PaperBench Scoring Design
This document describes the architecture for scoring PaperBench submissions in a clean sandbox environment.
Overview
The scorer includes 3 components:
- Blacklist URL monitor - Check that the model doesn’t access any blacklisted URLs during solving
- Reproduction - Run the
reproduce.shscript that the model generated in a fresh environment - LLM judge - Take the reproduction results and score them according to the rubric
Problem
The current implementation runs reproduce.sh in the same sandbox where the agent worked.

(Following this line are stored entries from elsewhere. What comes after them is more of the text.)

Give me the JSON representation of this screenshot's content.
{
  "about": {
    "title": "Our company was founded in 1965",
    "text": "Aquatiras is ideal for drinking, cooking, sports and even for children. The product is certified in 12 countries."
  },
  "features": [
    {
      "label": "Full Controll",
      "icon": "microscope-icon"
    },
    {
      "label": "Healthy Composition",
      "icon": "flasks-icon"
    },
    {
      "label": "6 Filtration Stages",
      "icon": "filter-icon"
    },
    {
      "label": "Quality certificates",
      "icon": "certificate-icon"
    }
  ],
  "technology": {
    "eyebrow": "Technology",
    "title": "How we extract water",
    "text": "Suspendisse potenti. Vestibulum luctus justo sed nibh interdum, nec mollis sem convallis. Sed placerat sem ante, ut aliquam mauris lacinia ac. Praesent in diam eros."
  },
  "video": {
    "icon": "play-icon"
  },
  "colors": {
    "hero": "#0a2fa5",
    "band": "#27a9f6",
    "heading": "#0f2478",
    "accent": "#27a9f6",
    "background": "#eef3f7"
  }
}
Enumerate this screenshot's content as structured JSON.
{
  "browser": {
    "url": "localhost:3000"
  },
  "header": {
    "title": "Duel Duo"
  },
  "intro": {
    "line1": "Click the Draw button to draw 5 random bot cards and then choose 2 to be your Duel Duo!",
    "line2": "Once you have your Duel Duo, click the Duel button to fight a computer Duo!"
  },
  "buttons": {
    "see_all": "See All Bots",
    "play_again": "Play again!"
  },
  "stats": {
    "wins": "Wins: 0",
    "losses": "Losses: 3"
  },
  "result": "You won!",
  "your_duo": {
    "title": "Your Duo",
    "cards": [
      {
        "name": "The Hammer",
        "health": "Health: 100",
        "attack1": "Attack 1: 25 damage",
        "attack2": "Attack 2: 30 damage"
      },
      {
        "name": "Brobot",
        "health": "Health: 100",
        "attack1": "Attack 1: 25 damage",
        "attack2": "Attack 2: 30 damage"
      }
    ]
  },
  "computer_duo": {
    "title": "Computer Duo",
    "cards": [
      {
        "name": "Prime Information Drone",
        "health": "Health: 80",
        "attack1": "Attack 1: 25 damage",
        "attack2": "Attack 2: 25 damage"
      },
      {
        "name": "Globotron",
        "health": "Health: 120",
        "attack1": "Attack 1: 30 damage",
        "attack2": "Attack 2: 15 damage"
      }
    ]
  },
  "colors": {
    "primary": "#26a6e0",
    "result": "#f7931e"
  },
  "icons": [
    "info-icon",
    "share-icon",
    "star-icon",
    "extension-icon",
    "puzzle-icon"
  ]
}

This means the reproduction might accidentally depend on:
- System packages the agent installed globally
- Files created outside the submission directory
- Environment variables or state left behind
We want to verify that reproduce.sh works on a fresh machine with the same specs.
Solution
Split scoring into two tasks:
- Task 1: Agent solves the paper, exports submission
- Task 2: Fresh sandbox loads submission, runs reproduction, checks blacklist, judges results
Components
| Component | Type | Task | Purpose |
|---|---|---|---|
paperbench_solver |
Solver | Task 1 | Agent reproduces the paper |
save_submission |
Cleanup | Task 1 | Export tarball + JSON metadata |
load_submission |
Setup | Task 2 | Unpack tarball to sandbox |
reproduce |
Solver | Task 2 | Run reproduce.sh |
blacklist_url_monitor |
Scorer | Task 2 | Check agent didn’t access blacklisted URLs |
paperbench_judge_scorer |
Scorer | Task 2 | LLM evaluates against rubric |
Task Composition
# Task 1: Agent + Export
Task(
solver=paperbench_solver(),
cleanup=save_submission(submissions_output_dir="./submissions"),
)
# Task 2: Load + Reproduce + Judge
Task(
dataset=load_manifest_dataset("./submissions"),
setup=load_submission(submissions_output_dir="./submissions"),
solver=reproduce(),
scorer=[
blacklist_url_monitor(),
paperbench_judge_scorer(),
],
)Data Flow
Task 1 Task 2
┌─────────────────────────┐ ┌─────────────────────────┐
│ paperbench_solver │ │ load_submission │
│ Agent works on paper │ │ Unpack tarball │
│ │ │ │
│ save_submission │ tarball │ reproduce │
│ Export submission ────┼───────────┼─► Run reproduce.sh │
│ Write JSON metadata │ + JSON │ │
└─────────────────────────┘ │ paperbench_judge_scorer │
│ LLM evaluates rubric │
└─────────────────────────┘
Per-Sample Metadata Format
Task 1 outputs a JSON file for each sample, which Task 2 reads via load_manifest_dataset:
submissions/
abc123.json
abc123.tar.gz
def456.json
def456.tar.gz
Each JSON file contains a SubmissionMetadata object:
{
"sample_id": "abc123",
"paper_id": "arxiv_2301_001",
"excluded_files": ["large_model.bin", "data/huge.csv"]
}excluded_files: Files larger than 10MB that were excluded from the tarball
This format is concurrency-safe (no shared file) and retry-safe (overwrites instead of duplicates).